In patients with impaired liver function, the infusion rate should be adjusted according to the individual patient's condition in order to prevent nausea and vomiting.

Use during pregnancy or breastfeeding

Data on the use of L-ornithine-L-aspartate during pregnancy are lacking. Studies in animals to evaluate the toxic effects of L-ornithine-L-aspartate on reproductive function have not been conducted. Therefore, the use of L-ornithine-L-aspartate during pregnancy should be avoided.

However, if treatment with L-ornithine-L-aspartate during pregnancy is considered necessary based on life-threatening indications, the physician should carefully weigh the potential risk to the fetus/child against the expected benefit to the woman.

It is unknown whether L-ornithine-L-aspartate is excreted in human breast milk. Therefore, the use of L-ornithine-L-aspartate should be avoided during breastfeeding.

Ability to affect reaction speed when driving or operating machinery

The ability to drive or operate machinery may be impaired during treatment with the medicinal product Heptral-Farmeks; therefore, such activities should be avoided during therapy.

Method of administration and dosage.

Administer intravenously.

The usual dose is up to 4 vials (40 ml) per day.

In cases of precoma or coma, administer up to 8 vials (80 ml) within 24 hours, depending on the severity of the condition.

Heptral-Farmeks concentrate for infusion solution may be mixed with standard infusion solutions.

The contents of the vial with Heptral-Farmeks concentrate should be mixed with infusion solution only immediately before use. Before administration, add the contents of the vials to 500 ml of infusion solution; however, do not dissolve more than 6 vials in 500 ml of infusion solution.

The maximum infusion rate is 5 g/hour (corresponding to the contents of 1 vial).

The duration of treatment is determined by the physician according to the patient's clinical condition.

Children. Experience with use in children is limited; therefore, the drug should not be used in pediatric practice.

Overdose.

To date, there have been no reported signs of intoxication due to overdose of L-ornithine-L-aspartate. However, adverse effects may be intensified. In case of overdose, symptomatic treatment is recommended.

Side effects.

The adverse reactions listed below are classified by system organ class and frequency of occurrence. The following frequency classification is used: very common (≥ 1/10), common (≥ 1/100 to < 1/10), uncommon (≥ 1/1,000 to < 1/100), rare (≥ 1/10,000 to < 1/1,000), very rare (< 1/10,000), not known (cannot be estimated from available data).

Immune system disorders

Not known: hypersensitivity, anaphylactic reactions.

Gastrointestinal disorders

Uncommon: nausea.

Rare: vomiting.

Gastrointestinal symptoms are generally transient and do not require discontinuation of treatment.
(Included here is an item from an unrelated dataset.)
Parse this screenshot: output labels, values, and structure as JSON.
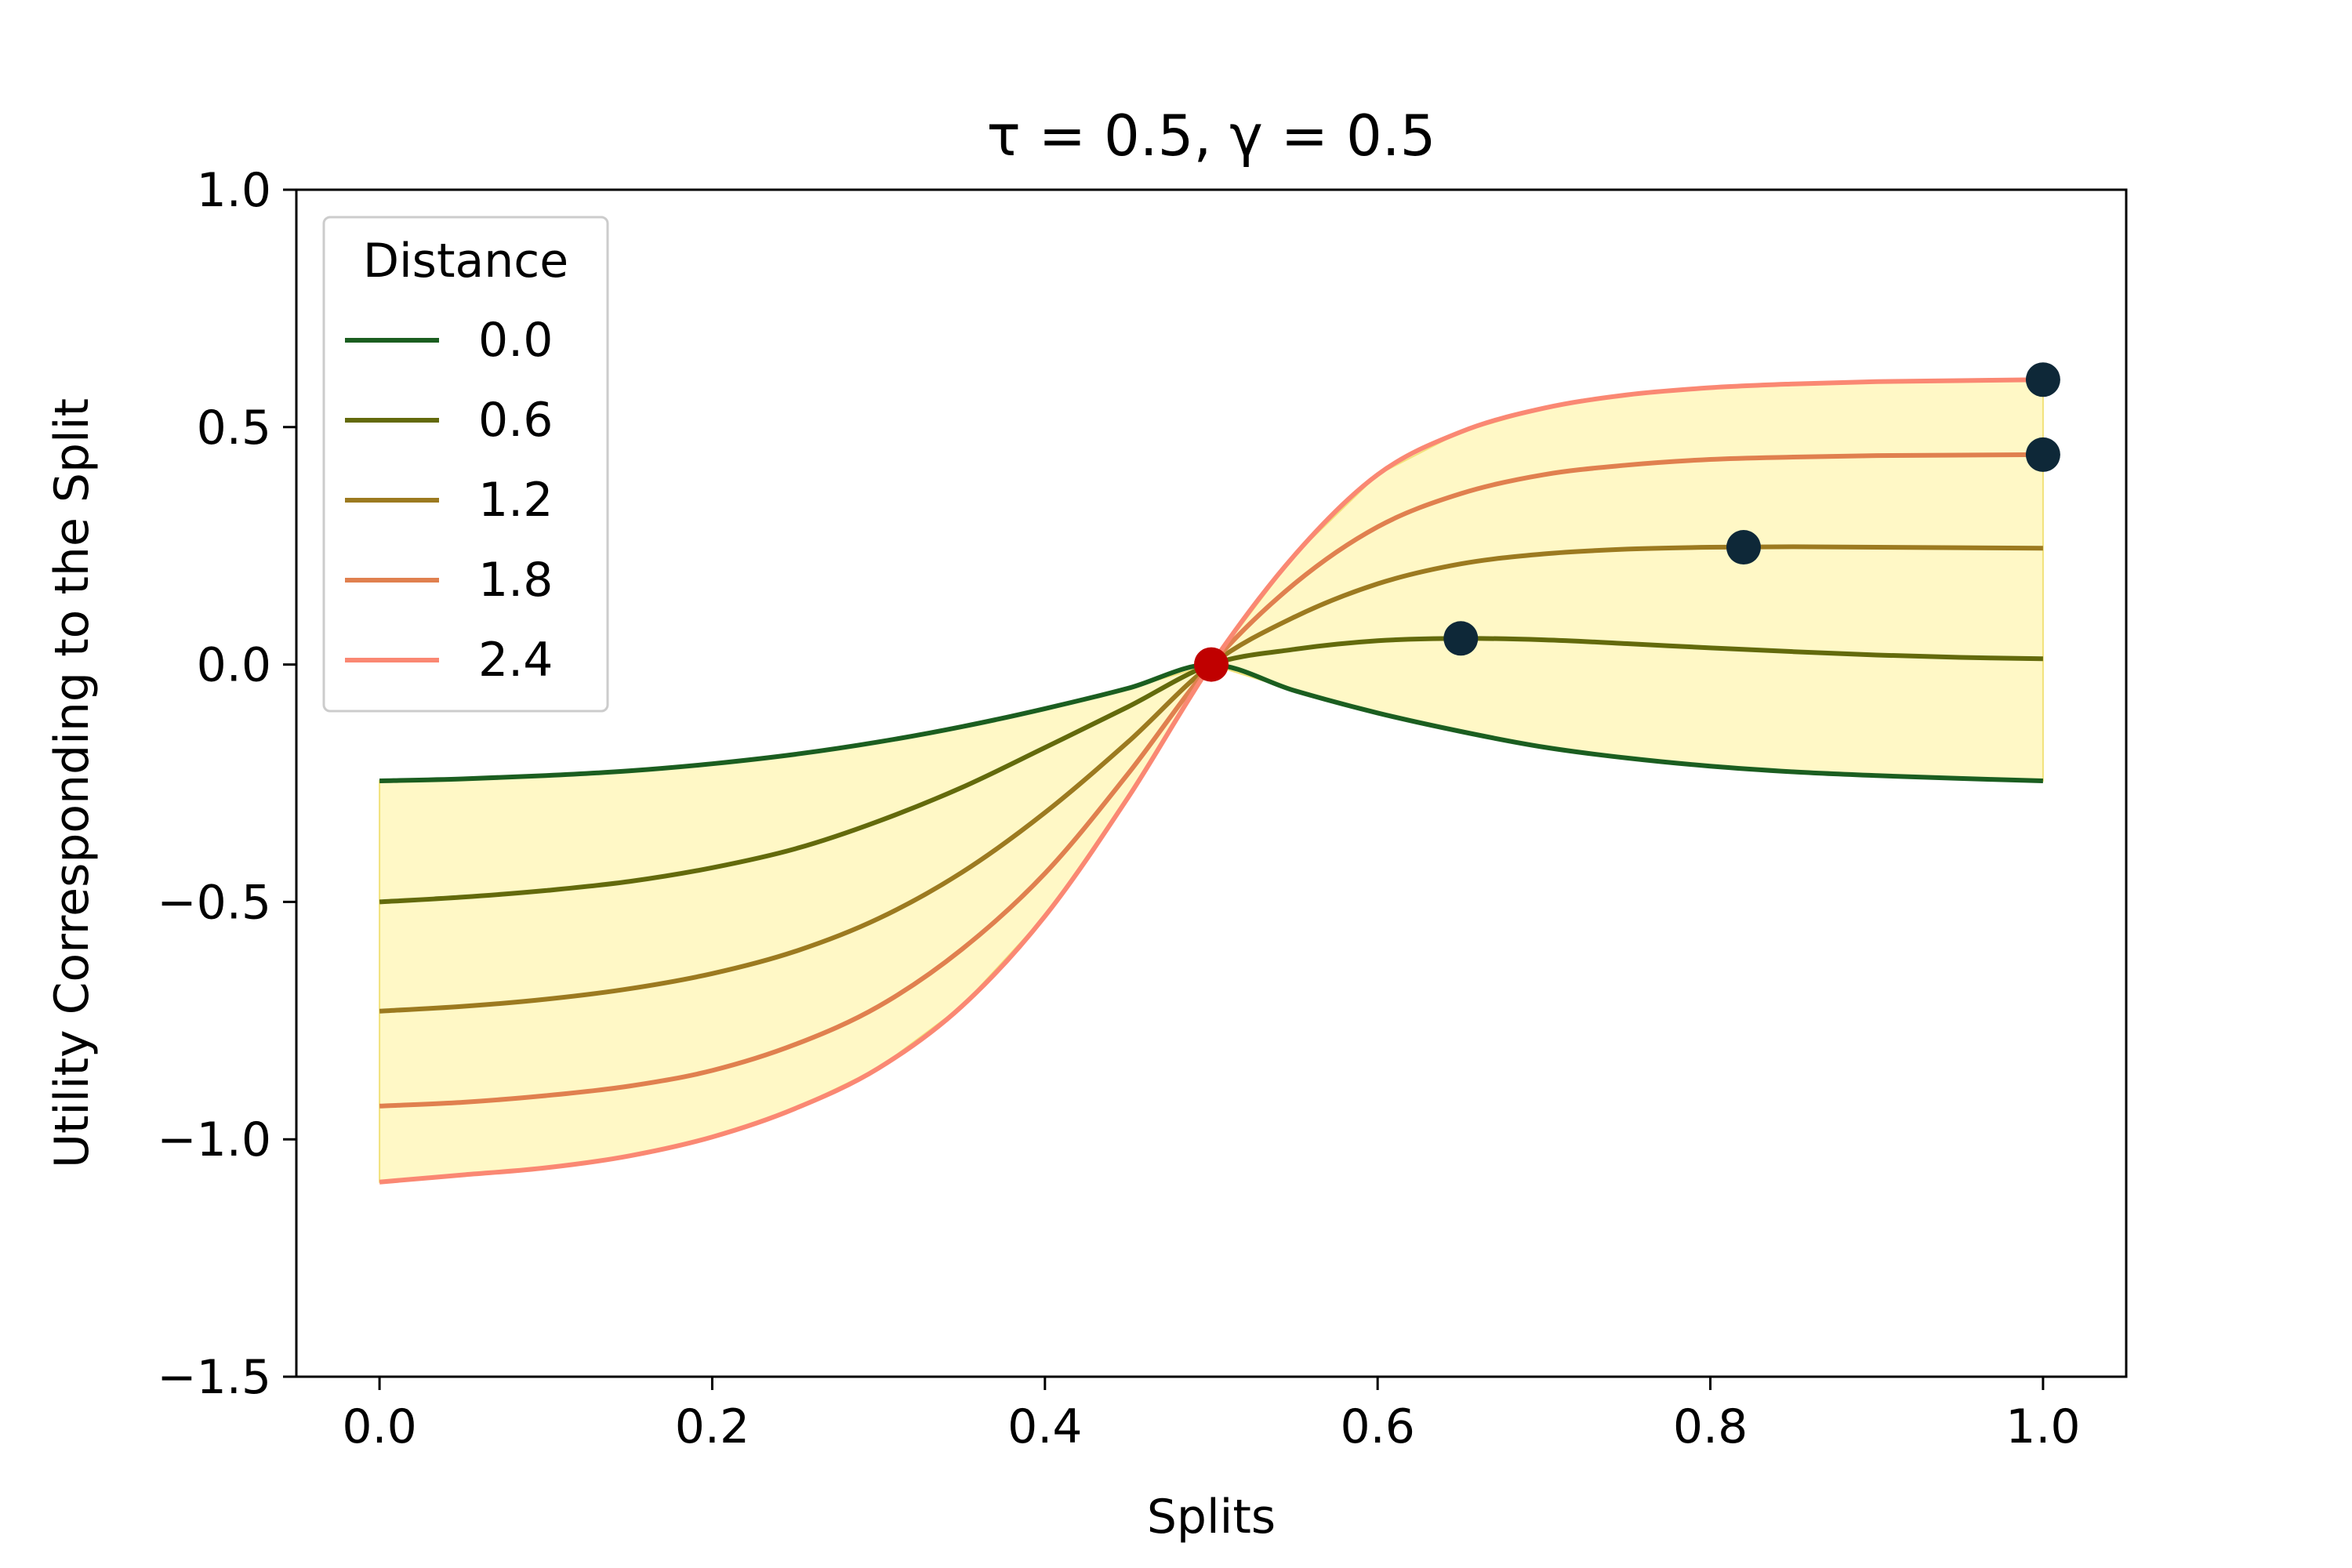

They resolve with dose reduction or slower administration rate.

Shelf life. 3 years.

Storage conditions.

Store in the original packaging at a temperature not exceeding 25 °C.

Keep out of the reach of children.

Incompatibility.

Since compatibility studies have not been conducted, this medicinal product must not be mixed with other medicinal products.

Geptror-Farmeks can be mixed with standard infusion solutions. However, no more than 6 vials should be dissolved in 500 ml of infusion solution.

Packaging.

10 ml in a vial. 5 vials in a blister pack. 1 or 2 blister packs in a cardboard box.

Prescription status. Prescription only.

Manufacturer.

LLC "FARMEKS GROUP".

Manufacturer's address and location of operations.

100, Shevchenka Street, Boryspil, Kyiv Oblast, 08301, Ukraine.